Os alunos têm algo que os une: a música. As peças que estão treinando oferecem “algo em que eles podem se concentrar, algo em que podem trabalhar juntos; portanto, acho que nosso trabalho diário levou a um tipo de coesão”, diz Rapp.
Eles também são guiados pela utopia que levou à criação da academia. Como os alunos disseram em uma declaração compartilhada no programa de seu concerto de 23 de outubro, iniciado com um minuto de silêncio: “É muito difícil para muitos de nós apresentar um concerto neste momento. Mas, mesmo nesta hora mais sombria, ainda seguiremos os passos de nossos fundadores, Daniel Barenboim e Edward Said.”
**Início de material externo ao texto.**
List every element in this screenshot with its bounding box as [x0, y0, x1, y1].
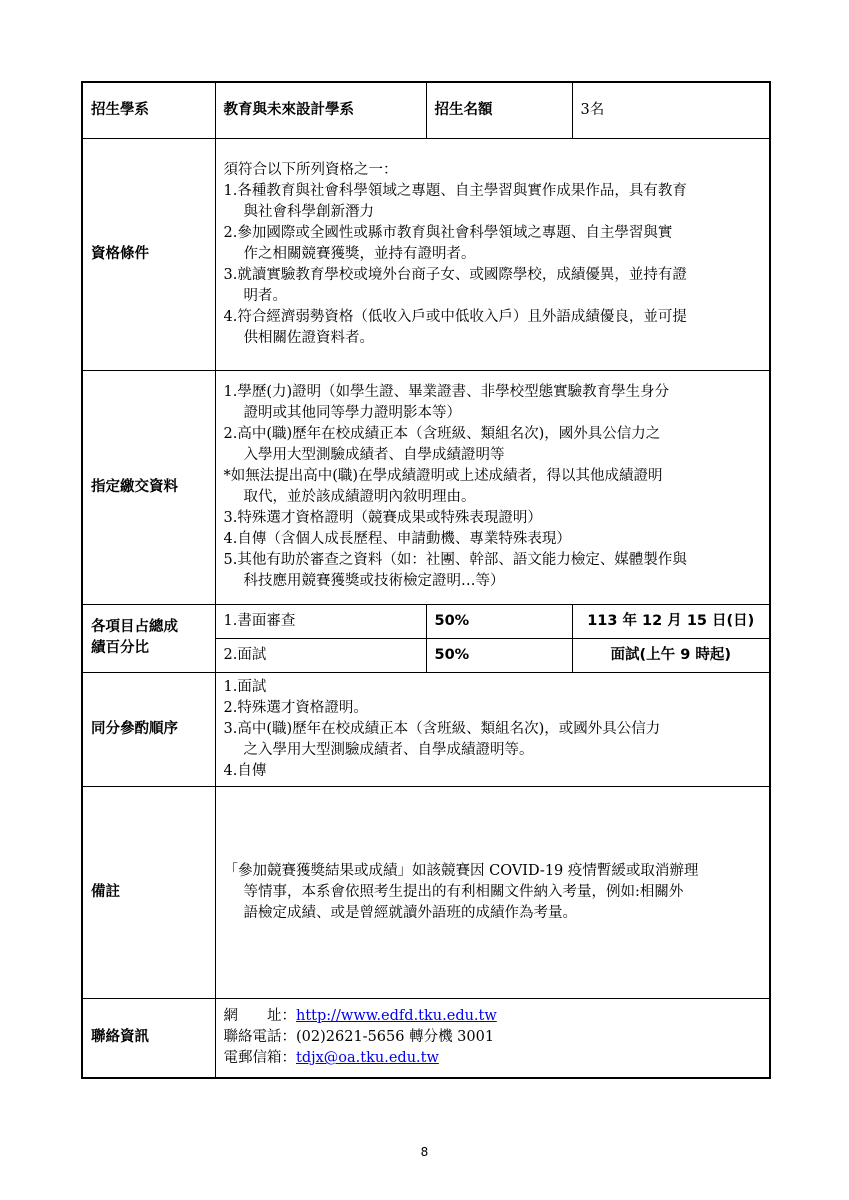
- scoring-label: [82, 604, 215, 672]
- phone-value: (02)2621-5656 轉分機 3001: [296, 1029, 495, 1046]
- phone-line: [224, 1027, 762, 1048]
- text-line: 入學用大型測驗成績者、自學成績證明等: [243, 447, 505, 463]
- scoring-label-line1: 各項目占總成: [91, 619, 178, 635]
- dept-value: 教育與未來設計學系: [215, 82, 426, 138]
- text-line: 3.特殊選才資格證明（競賽成果或特殊表現證明）: [223, 510, 542, 526]
- text-line: 明者。: [243, 287, 287, 304]
- email-line: [224, 1048, 762, 1069]
- remarks-label: 備註: [82, 786, 215, 998]
- text-line: 2.高中(職)歷年在校成績正本（含班級、類組名次)，國外具公信力之: [223, 426, 661, 442]
- qualifications-content: [215, 138, 770, 370]
- phone-label: 聯絡電話：: [223, 1029, 296, 1046]
- text-line: 科技應用競賽獲獎或技術檢定證明…等）: [243, 573, 505, 589]
- text-line: *如無法提出高中(職)在學成績證明或上述成績者，得以其他成績證明: [223, 468, 663, 484]
- tiebreak-label: 同分參酌順序: [82, 672, 215, 786]
- text-line: 4.自傳: [223, 762, 267, 779]
- quota-value: 3名: [572, 82, 770, 138]
- text-line: 1.面試: [223, 678, 267, 695]
- documents-label: 指定繳交資料: [82, 370, 215, 604]
- text-line: 等情事，本系會依照考生提出的有利相關文件納入考量，例如:相關外: [243, 883, 684, 900]
- email-link[interactable]: tdjx@oa.tku.edu.tw: [296, 1050, 439, 1067]
- text-line: 4.自傳（含個人成長歷程、申請動機、專業特殊表現）: [223, 531, 571, 547]
- admission-table: [81, 81, 771, 1079]
- text-line: 與社會科學創新潛力: [243, 203, 374, 220]
- contact-content: [215, 998, 770, 1078]
- exam-date: 113 年 12 月 15 日(日): [572, 604, 770, 638]
- remarks-row: [82, 786, 770, 998]
- text-line: 語檢定成績、或是曾經就讀外語班的成績作為考量。: [243, 904, 577, 921]
- documents-content: [215, 370, 770, 604]
- qualifications-label: 資格條件: [82, 138, 215, 370]
- text-line: 5.其他有助於審查之資料（如：社團、幹部、語文能力檢定、媒體製作與: [223, 552, 687, 568]
- text-line: 作之相關競賽獲獎，並持有證明者。: [243, 245, 476, 262]
- email-label: 電郵信箱：: [223, 1050, 296, 1067]
- scoring-row-1: [82, 604, 770, 638]
- scoring-item-name: 2.面試: [215, 638, 426, 672]
- website-line: [224, 1006, 762, 1027]
- text-line: 證明或其他同等學力證明影本等）: [243, 405, 461, 421]
- remarks-content: [215, 786, 770, 998]
- scoring-item-percent: 50%: [426, 604, 572, 638]
- documents-row: [82, 370, 770, 604]
- scoring-label-line2: 績百分比: [91, 640, 149, 656]
- tiebreak-row: [82, 672, 770, 786]
- tiebreak-lines: [224, 677, 762, 782]
- scoring-item-name: 1.書面審查: [215, 604, 426, 638]
- text-line: 取代，並於該成績證明內敘明理由。: [243, 489, 476, 505]
- text-line: 3.高中(職)歷年在校成績正本（含班級、類組名次)，或國外具公信力: [223, 720, 661, 737]
- text-line: 須符合以下所列資格之一：: [223, 161, 398, 178]
- text-line: 4.符合經濟弱勢資格（低收入戶或中低收入戶）且外語成績優良，並可提: [223, 308, 687, 325]
- text-line: 2.特殊選才資格證明。: [223, 699, 368, 716]
- text-line: 供相關佐證資料者。: [243, 329, 374, 346]
- scoring-item-percent: 50%: [426, 638, 572, 672]
- dept-label: 招生學系: [82, 82, 215, 138]
- tiebreak-content: [215, 672, 770, 786]
- contact-label: 聯絡資訊: [82, 998, 215, 1078]
- text-line: 3.就讀實驗教育學校或境外台商子女、或國際學校，成績優異，並持有證: [223, 266, 687, 283]
- header-row: [82, 82, 770, 138]
- text-line: 2.參加國際或全國性或縣市教育與社會科學領域之專題、自主學習與實: [223, 224, 673, 241]
- text-line: 1.各種教育與社會科學領域之專題、自主學習與實作成果作品，具有教育: [223, 182, 687, 199]
- page-number: 8: [420, 1145, 429, 1159]
- exam-time: 面試(上午 9 時起): [572, 638, 770, 672]
- contact-row: [82, 998, 770, 1078]
- documents-lines: [224, 382, 762, 592]
- remarks-lines: [224, 861, 762, 924]
- text-line: 之入學用大型測驗成績者、自學成績證明等。: [243, 741, 534, 758]
- qualifications-lines: [224, 160, 762, 349]
- quota-label: 招生名額: [426, 82, 572, 138]
- qualifications-row: [82, 138, 770, 370]
- website-label: 網 址：: [223, 1008, 296, 1025]
- website-link[interactable]: http://www.edfd.tku.edu.tw: [296, 1008, 497, 1025]
- text-line: 「參加競賽獲獎結果或成績」如該競賽因 COVID-19 疫情暫緩或取消辦理: [223, 862, 699, 879]
- text-line: 1.學歷(力)證明（如學生證、畢業證書、非學校型態實驗教育學生身分: [223, 384, 670, 400]
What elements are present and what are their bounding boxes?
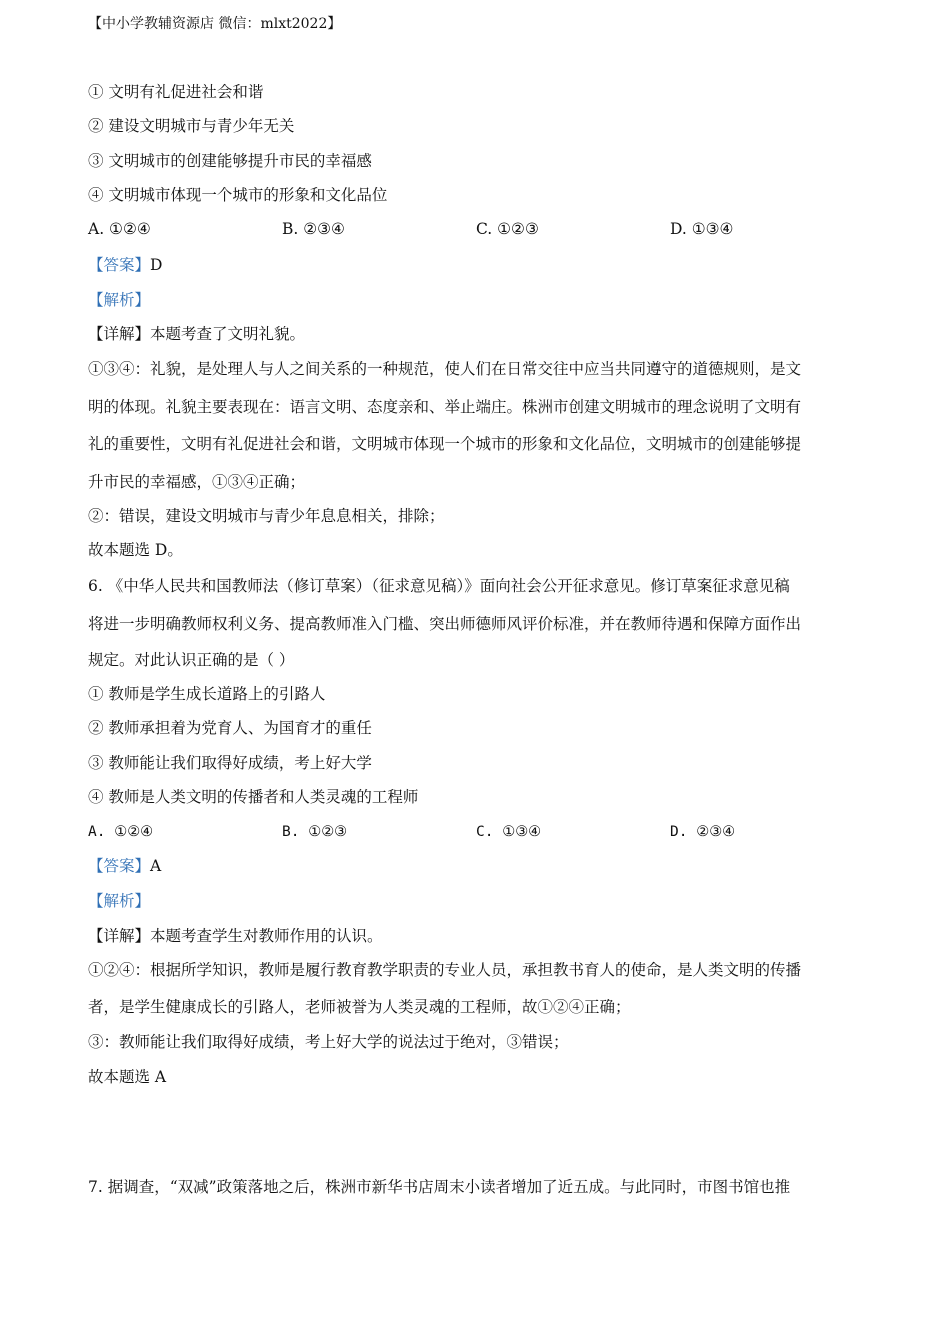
q5-detail-line [88,324,305,344]
q6-explanation-3: ③：教师能让我们取得好成绩，考上好大学的说法过于绝对，③错误； [88,1033,569,1051]
q5-answer-label: 【答案】 [88,256,151,274]
q5-explanation-5: ②：错误，建设文明城市与青少年息息相关，排除； [88,507,445,525]
q5-option-a: A. ①②④ [88,220,151,238]
q6-stem-2: 将进一步明确教师权利义务、提高教师准入门槛、突出师德师风评价标准，并在教师待遇和保障方面作出 [88,615,802,633]
q6-detail-intro: 本题考查学生对教师作用的认识。 [150,927,383,945]
q5-explanation-3: 礼的重要性，文明有礼促进社会和谐，文明城市体现一个城市的形象和文化品位，文明城市的创建能够提 [88,435,802,453]
q6-answer-line [88,856,161,876]
q6-option-a: A. ①②④ [88,824,154,840]
q5-explanation-4: 升市民的幸福感，①③④正确； [88,473,306,491]
q6-explanation-1: ①②④：根据所学知识，教师是履行教育教学职责的专业人员，承担教书育人的使命，是人类文明的传播 [88,961,802,979]
q6-answer-label: 【答案】 [88,857,151,875]
q5-explanation-6: 故本题选 D。 [88,541,183,559]
q6-statement-1: ① 教师是学生成长道路上的引路人 [88,685,326,703]
q6-statement-3: ③ 教师能让我们取得好成绩，考上好大学 [88,754,372,772]
q5-detail-intro: 本题考查了文明礼貌。 [150,325,306,343]
q5-statement-2: ② 建设文明城市与青少年无关 [88,117,295,135]
q5-analysis-label: 【解析】 [88,291,151,309]
q5-option-b: B. ②③④ [282,220,345,238]
q6-explanation-4: 故本题选 A [88,1068,167,1086]
q5-option-c: C. ①②③ [476,220,539,238]
q6-explanation-2: 者，是学生健康成长的引路人，老师被誉为人类灵魂的工程师，故①②④正确； [88,998,631,1016]
q5-explanation-1: ①③④：礼貌，是处理人与人之间关系的一种规范，使人们在日常交往中应当共同遵守的道德规则，是文 [88,360,802,378]
q6-option-c: C. ①③④ [476,824,542,840]
q5-statement-4: ④ 文明城市体现一个城市的形象和文化品位 [88,186,388,204]
q6-option-d: D. ②③④ [670,824,736,840]
q7-stem-1: 7. 据调查，“双减”政策落地之后，株洲市新华书店周末小读者增加了近五成。与此同时，市图书馆也推 [88,1178,791,1196]
q6-stem-3: 规定。对此认识正确的是（ ） [88,651,295,669]
q5-answer: D [150,256,163,274]
q6-detail-label: 【详解】 [88,927,151,945]
q6-detail-line [88,926,383,946]
q5-explanation-2: 明的体现。礼貌主要表现在：语言文明、态度亲和、举止端庄。株洲市创建文明城市的理念说明了文明有 [88,398,802,416]
q5-option-d: D. ①③④ [670,220,734,238]
q6-statement-4: ④ 教师是人类文明的传播者和人类灵魂的工程师 [88,788,419,806]
q6-analysis-label: 【解析】 [88,892,151,910]
page-header: 【中小学教辅资源店 微信：mlxt2022】 [88,16,342,32]
q5-statement-1: ① 文明有礼促进社会和谐 [88,83,264,101]
q5-answer-line [88,255,162,275]
q5-statement-3: ③ 文明城市的创建能够提升市民的幸福感 [88,152,372,170]
q5-detail-label: 【详解】 [88,325,151,343]
q6-stem-1: 6. 《中华人民共和国教师法（修订草案）（征求意见稿）》面向社会公开征求意见。修订草案征求意见稿 [88,577,790,595]
q6-statement-2: ② 教师承担着为党育人、为国育才的重任 [88,719,372,737]
q6-answer: A [150,857,162,875]
q6-option-b: B. ①②③ [282,824,348,840]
Para o próprio Daniel Barenboim, esses ideais devem ser perseguidos agora mais do que nunca. “Nossa mensagem de paz deve ter o volume mais alto do que nunca. O maior perigo é que todas as pessoas que desejam tão ardentemente a paz sejam abafadas pelos extremistas e pela violência”, escreveu ele em uma declaração antes do concerto. “Ambos os lados devem reconhecer seus inimigos como seres humanos e tentar empatizar com seu ponto de vista, sua dor e suas dificuldades. Os israelenses também devem aceitar que a ocupação da Palestina é incompatível com isso.”
Como Michael Barenboim salienta, há poucos lugares no mundo, e também particularmente em Berlim ou na Alemanha, onde palestinos e israelenses trabalham tão intimamente juntos como na Academia Barenboim-Said. “É claro que esse concerto não trará paz, não é isso que achamos”, diz. “Mas é uma forma alternativa de pensar em como as pessoas podem viver juntas em uma região, com uma abordagem que não envolve bombas e armas, mas sim cooperação e diálogo, e ouvir uns aos outros.”
Afinal, conclui: “Na música, ouvir uns aos outros é a coisa mais importante.”